2015-07-21 Creative Commons License

The secret is:

  • workflow is really important
  • there are ideas and techniques that will help you
  • after many painful mistakes you figure out some of them

Let's aim to avoid painful mistakes!

Topics

  • workflow
  • data manipulation
  • version control

Goals

After this class, students will be able to:

  • explain why a modern workflow will help them
  • begin to match data structures to tasks
  • begin to recognize good and bad coding style
  • use five main git operations: init, add, commit, push, pull
  • start a project with RStudio and keep it under version control with git
  • submit your homework with git and github

Example: The Divorce Revolution

  • Change in living standard after divorce
  • for women declines 73%
  • for men increases 42%

  • American Sociological Association Book Award in 1986
  • Between 1986 and 1993, cited in 348 social science articles and 250 law review articles
  • Between 1986 and 1993, cited in 24 legal cases and by the Supreme Court
  • Led to changes in divorce law in California

The Divorce Revolution

The Divorce Revolution

"First, let me begin with Peterson's implied question: Was this responsible research and did I meet professional standards in analyzing these data?" Weitzman (1996)

The Divorce Revolution

". . . .Changes to the original raw data file resulting from this data cleaning process were made by a series of programming statements on a master SPSS system file. The raw data file that is stored at the Murray Center is the original 'dirty data' file and does not include these cleaning changes. . . ." Weitzman (1996)

"Unfortunately, the original cleaned master SPSS system file no longer exists. I assumed it was being copied and reformatted as I moved for job changes and fellowships from the project's original offices in Berkeley to Stanford (in 1979), then to Princeton (in 1983), back to Stanford (in 1984) and then to Harvard (in 1986). With each move, new programmers worked on the files to accommodate different computer systems." Weitzman (1996)

"Before I left Stanford I instructed my programmers to prepare all my data files for archiving. I know now (but did not know then) that the original master SPSS system file that I used for my book had been lost or damaged at some point and was not included among these files. The SPSS system file that I thought was the master SPSS system file was the result of the merging of many smaller subfiles that had been created for specific analyses. It later became apparent that a programming error had been made, and the subfiles were not ``keyed'' correctly: Not all of the data from each individual respondent were matched on the appropriate case ID number, and data from different respondents were merged under the same case ID. At present it is not possible to disentangle exactly what mismatch occurred for any specific respondent." Weitzman (1996)

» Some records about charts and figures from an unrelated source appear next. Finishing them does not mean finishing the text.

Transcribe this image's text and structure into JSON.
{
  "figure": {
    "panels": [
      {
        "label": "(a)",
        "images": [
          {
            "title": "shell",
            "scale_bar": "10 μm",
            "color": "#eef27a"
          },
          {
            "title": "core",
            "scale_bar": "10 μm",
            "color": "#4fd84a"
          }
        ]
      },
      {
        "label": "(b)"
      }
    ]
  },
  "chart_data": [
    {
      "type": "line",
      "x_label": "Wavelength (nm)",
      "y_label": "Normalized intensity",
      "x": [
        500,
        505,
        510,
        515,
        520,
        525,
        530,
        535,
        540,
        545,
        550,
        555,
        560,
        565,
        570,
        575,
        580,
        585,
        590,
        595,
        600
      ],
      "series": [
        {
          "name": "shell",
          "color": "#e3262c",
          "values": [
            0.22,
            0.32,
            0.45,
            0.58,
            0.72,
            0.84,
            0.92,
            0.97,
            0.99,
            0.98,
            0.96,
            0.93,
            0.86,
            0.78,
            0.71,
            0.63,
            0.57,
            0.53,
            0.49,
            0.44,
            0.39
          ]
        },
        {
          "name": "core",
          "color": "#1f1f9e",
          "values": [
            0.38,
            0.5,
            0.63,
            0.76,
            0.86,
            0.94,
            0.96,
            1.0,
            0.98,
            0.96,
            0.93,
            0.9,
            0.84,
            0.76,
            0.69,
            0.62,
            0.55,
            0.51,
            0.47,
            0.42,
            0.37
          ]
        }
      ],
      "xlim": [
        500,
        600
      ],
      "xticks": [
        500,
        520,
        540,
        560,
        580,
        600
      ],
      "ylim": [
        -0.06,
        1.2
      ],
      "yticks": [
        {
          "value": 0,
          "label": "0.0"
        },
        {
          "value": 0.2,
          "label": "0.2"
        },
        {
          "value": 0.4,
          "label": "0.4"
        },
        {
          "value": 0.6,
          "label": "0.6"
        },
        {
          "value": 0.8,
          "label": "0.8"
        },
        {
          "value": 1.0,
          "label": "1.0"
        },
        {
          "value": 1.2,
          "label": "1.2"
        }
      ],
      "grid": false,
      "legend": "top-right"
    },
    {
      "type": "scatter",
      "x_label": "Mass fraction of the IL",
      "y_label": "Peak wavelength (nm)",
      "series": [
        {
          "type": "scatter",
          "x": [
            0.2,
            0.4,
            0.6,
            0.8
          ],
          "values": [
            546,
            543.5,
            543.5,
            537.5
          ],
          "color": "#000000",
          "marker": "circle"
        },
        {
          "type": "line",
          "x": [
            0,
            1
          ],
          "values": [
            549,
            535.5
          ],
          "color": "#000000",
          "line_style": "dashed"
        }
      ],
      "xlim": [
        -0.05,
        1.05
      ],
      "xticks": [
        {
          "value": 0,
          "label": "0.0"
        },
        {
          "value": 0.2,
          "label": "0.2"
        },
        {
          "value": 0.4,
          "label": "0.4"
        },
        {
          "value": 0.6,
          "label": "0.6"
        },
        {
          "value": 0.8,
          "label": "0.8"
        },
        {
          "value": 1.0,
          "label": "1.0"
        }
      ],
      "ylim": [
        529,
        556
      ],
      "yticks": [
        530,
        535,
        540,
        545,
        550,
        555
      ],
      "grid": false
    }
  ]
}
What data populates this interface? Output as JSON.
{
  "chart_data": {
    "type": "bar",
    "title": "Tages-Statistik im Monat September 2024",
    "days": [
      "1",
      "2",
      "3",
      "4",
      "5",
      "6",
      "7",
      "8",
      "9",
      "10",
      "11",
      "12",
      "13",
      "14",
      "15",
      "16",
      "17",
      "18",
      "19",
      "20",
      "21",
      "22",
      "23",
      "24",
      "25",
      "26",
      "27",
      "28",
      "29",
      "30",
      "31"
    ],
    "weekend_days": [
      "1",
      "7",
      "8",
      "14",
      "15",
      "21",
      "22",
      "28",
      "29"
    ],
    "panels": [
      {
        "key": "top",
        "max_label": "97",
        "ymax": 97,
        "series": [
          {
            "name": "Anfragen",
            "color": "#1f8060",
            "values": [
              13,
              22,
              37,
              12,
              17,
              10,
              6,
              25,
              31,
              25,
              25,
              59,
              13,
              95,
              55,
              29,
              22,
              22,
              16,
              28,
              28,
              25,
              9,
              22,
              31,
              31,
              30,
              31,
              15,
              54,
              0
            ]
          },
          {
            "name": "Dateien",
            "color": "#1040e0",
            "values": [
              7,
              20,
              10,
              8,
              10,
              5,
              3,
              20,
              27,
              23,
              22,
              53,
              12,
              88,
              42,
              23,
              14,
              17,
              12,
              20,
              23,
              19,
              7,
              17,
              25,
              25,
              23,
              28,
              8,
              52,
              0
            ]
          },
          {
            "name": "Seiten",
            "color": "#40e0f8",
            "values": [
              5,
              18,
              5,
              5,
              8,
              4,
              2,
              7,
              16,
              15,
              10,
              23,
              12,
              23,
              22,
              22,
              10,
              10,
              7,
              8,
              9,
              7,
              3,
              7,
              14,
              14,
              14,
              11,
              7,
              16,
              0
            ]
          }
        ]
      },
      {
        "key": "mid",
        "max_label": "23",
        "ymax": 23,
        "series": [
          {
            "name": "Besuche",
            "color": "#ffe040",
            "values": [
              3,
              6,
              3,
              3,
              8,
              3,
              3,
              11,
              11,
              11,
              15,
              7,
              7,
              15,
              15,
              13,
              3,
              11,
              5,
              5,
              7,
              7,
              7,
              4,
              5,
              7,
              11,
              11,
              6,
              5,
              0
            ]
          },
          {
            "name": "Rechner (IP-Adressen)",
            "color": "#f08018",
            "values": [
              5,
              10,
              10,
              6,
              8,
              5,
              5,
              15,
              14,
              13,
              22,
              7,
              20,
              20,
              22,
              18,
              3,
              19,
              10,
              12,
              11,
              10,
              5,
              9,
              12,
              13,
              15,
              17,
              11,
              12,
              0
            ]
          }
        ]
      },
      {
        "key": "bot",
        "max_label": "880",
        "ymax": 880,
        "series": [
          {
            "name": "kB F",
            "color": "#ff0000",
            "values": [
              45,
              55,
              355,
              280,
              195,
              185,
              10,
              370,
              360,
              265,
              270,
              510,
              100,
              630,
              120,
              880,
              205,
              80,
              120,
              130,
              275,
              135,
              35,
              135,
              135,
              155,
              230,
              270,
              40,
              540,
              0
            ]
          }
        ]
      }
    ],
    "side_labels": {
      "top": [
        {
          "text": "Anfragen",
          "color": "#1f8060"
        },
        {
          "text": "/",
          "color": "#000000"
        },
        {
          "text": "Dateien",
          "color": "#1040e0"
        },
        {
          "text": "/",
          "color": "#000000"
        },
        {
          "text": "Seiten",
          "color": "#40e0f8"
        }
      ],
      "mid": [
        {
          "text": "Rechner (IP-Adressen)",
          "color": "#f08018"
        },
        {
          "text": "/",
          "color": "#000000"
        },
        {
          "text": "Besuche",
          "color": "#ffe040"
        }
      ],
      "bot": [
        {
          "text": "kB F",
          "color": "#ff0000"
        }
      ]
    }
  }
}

"When I could not replicate the analyses in my book with what I had mistakenly assumed was the archived master SPSS system file, I hired an independent consultant, Professor Angela Aidala from Columbia University, to help me untangle what had happened. She reviewed all of the project files, documentation, and codebooks, as well as the available data and programming files to determine a possible computational error in the standard of living statistic. But she could not do this without an accurate data file to work with. We then went back to the original questionnaires and recoded a random sample of about 25 percent of the cases. There were so many discrepancies between the questionnaires and the 'dirty data' raw data file, and between the questionnaires and the mismatched SPSS system file, that we finally abandoned the effort and left a warning to all future researchers that both files at the Murray Center were so seriously flawed that they could not be used. It was a very sad, time consuming, and frustrating experience. . ." Weitzman (1996)

An example closer to home

If you find yourself staring at a folder like this…

Research pipeline

Gentzkow and Shapiro:

  • Automation
  • Version control
  • Directories
  • Keys
  • Abstraction
  • Documentation
  • Management
  • Code style

Automation

Automation

Automation (as opposed to point-and-click) enables:

  • replicability
  • efficiency
  • creativity

If you find yourself doing the same thing over and over, then you should consider automation. [Any examples?]

Automation

  • High short-term startup costs

  • High long-term benefits

  • Doesn't have to be fancy

  • Might be simple things like designing report so that you can run a new model and it automatically repopulates tables and figures.

  • Not always the right answer, but always worth considering

Version control

Version control

  • Do you think they use that system at Google?

  • Version control let's you edit the same document while preserving the ability to "go back"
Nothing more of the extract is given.